PAULO AFONSO BRUM VAZ - Doutor em Direito, Mestre em Poder Judiciário, Pós-Doutorado em Direitos Humanos e Democracia, Desembargador Federal do TRF4, Membro da Academia Brasileira de Direito da Seguridade Social ABDSS, Professor das Escolas Superiores da Magistratura da 4ª Região.

Neste breve texto, que não tem a pretensão de ser um artigo, muito menos comentário, examino, com a nota da precariedade, muito ainda no calor da publicação, a nova Lei n. 14.331, de 4 de maio de 2022, que dispõe sobre o pagamento de honorários periciais e sobre os requisitos da petição inicial em litígios e em medidas cautelares relativos a benefícios assistenciais e previdenciários por incapacidade; e revoga dispositivo da Lei nº 8.620, de 5 de janeiro de 1993. Autêntico Jaboti, trata a referida lei da reinstituição do mínimo divisor achatado para o cálculo do valor das aposentadorias.

Dilema da ausência de orçamento para antecipação dos honorários periciais resolvido. Foi, finalmente, depois de meses de aflição e relativa paralisação da realização de perícias judiciais nos processos previdenciários, por falta de orçamento para tal, resolvido o problema, inclusive retroativamente. Isso é digno de aplausos. Nesse lapso temporal em que desapareceu a previsão orçamentária pelo vencimento da lei respectiva, houve intensa interposição de Agravos de Instrumento em razão de decisões que atribuíam aos autores das ações a responsabilidade pelo adiantamento dos honorários periciais. Embora a jurisprudência tenha dito que não era possível haver a atribuição aos beneficiários da AJG, não se sabia o que dizer para resolver o problema, já que não existiam os recursos orçamentários, um limbo jurídico-prático intransponível.

Na Justiça Federal e na competência previdenciária delegada à Justiça Estadual, as despesas de antecipação dos honorários periciais ficarão por conta do Poder Executivo Federal, por delegação do órgão central do Sistema de Administração Federal ao Conselho da Justiça Federal, que descentralizará o pagamento aos Tribunais Regionais Federais. Estes farão o pagamento aos peritos, depois de realizada a perícia, independentemente do resultado ou duração da ação.

Quem antecipa os honorários periciais? Na nova dicção do § 5º do art. 1º da Lei n. 13.879-19, a partir de 2022, será ônus do réu (INSS) antecipar os honorários periciais nas ações que discutam concessão de benefícios assistenciais à pessoa com deficiência e por incapacidade.

A mim parece que a previsão de que aqueles que têm condições devem antecipar o pagamento da perícia (§ 6º) não alcança os beneficiários da Assistência Judiciária Gratuita, presumidamente hipossuficientes financeiros.
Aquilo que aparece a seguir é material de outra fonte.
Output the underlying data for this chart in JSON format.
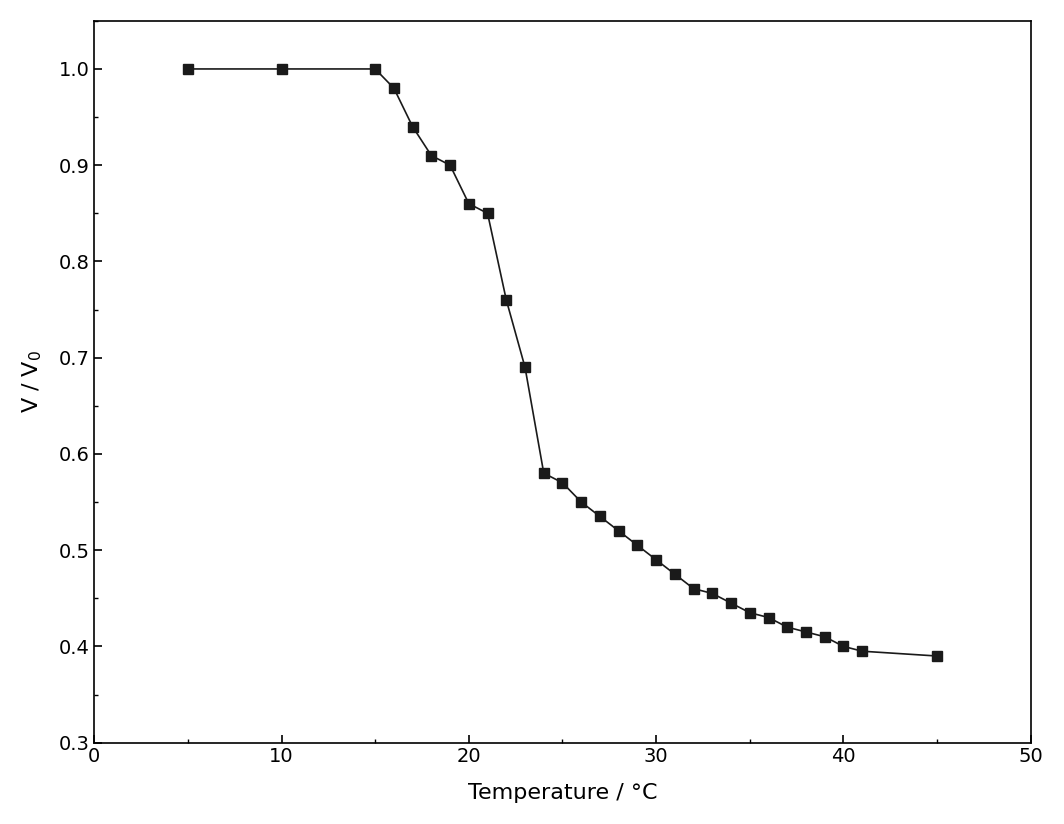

Não há necessidade de serem intimados para tal fim. Em face da presunção, incumbe ao INSS suscitar e comprovar que o autor da ação reúne condições financeiras para antecipar o valor da perícia. Na Justiça Federal da 4ª Região, o critério jurisprudencial utilizado para se aferir o direito à AJG é o valor do teto do RGPS. Até o valor do teto, a presunção é absoluta; os rendimentos além do teto obrigam o requerente a comprovar despesas extras que comprometam a sua subsistência se tiver que pagar as custas e despesas processuais (TRF4, IRDR n. 25).

Não poderia ser diferente, e assim dispõe o CPC, que a parte vencida deve responder pelos ônus da sucumbência, inclusas as despesas de antecipação dos honorários advocatícios. Até aí nenhuma novidade.

Requisitos para a inicial da ação previdenciária sobre benefício por incapacidade. Embora os requisitos instituídos não inovem em relação ao que o CPC já exigia: fatos e fundamentos jurídicos do pedido, ao explicitar ou detalhar no caso específico do processo previdenciário quais seriam esses fatos e fundamentos, o legislador resolveu um problema crônico da justiça previdenciária, a incerteza quanto ao teor e os limites do conflito. Assim, será necessário explicitar na inicial: a) com clareza, a doença e as limitações que causa no segurado; b) a atividade que o segurado se reputa incapaz; c) as inconsistências do laudo pericial administrativo que não reconheceu a incapacidade.

Também é salutar, não representando inovação ao que já exigia o CPC, mas mera explicitação, como já disse, a exigência de a inicial vir instruída com: (a) prova do indeferimento ou de sua não prorrogação, (b) comprovante da ocorrência do acidente de qualquer natureza ou do acidente do trabalho, sempre que houver um acidente apontado como causa da incapacidade, e c) documentação médica de que dispuser relativa à doença alegada como a causa da incapacidade discutida na via administrativa.

Atenção para as dificuldades na obtenção das informações. Embora admita que as novas exigências para a inicial e sua instrução facilitem a delimitação do conflito e o trabalho do Poder Judiciário, permitindo uma análise mais aderente à realidade específica do segurado, devo advertir sobre as tremendas dificuldades práticas de acesso dos segurados e seus advogados na obtenção dessas informações contidas nos laudos, face às deficiências e inconsistências do sistema MEU INSS e de outros meios eletrônicos. Nesses casos, caberá aos juízes adotar cautela no exame das iniciais. Temperamento e parcimônia serão indispensáveis, e não se pode deixar de conceder e elastecer os prazos, se justificadamente necessário, para o cumprimento das exigências legais.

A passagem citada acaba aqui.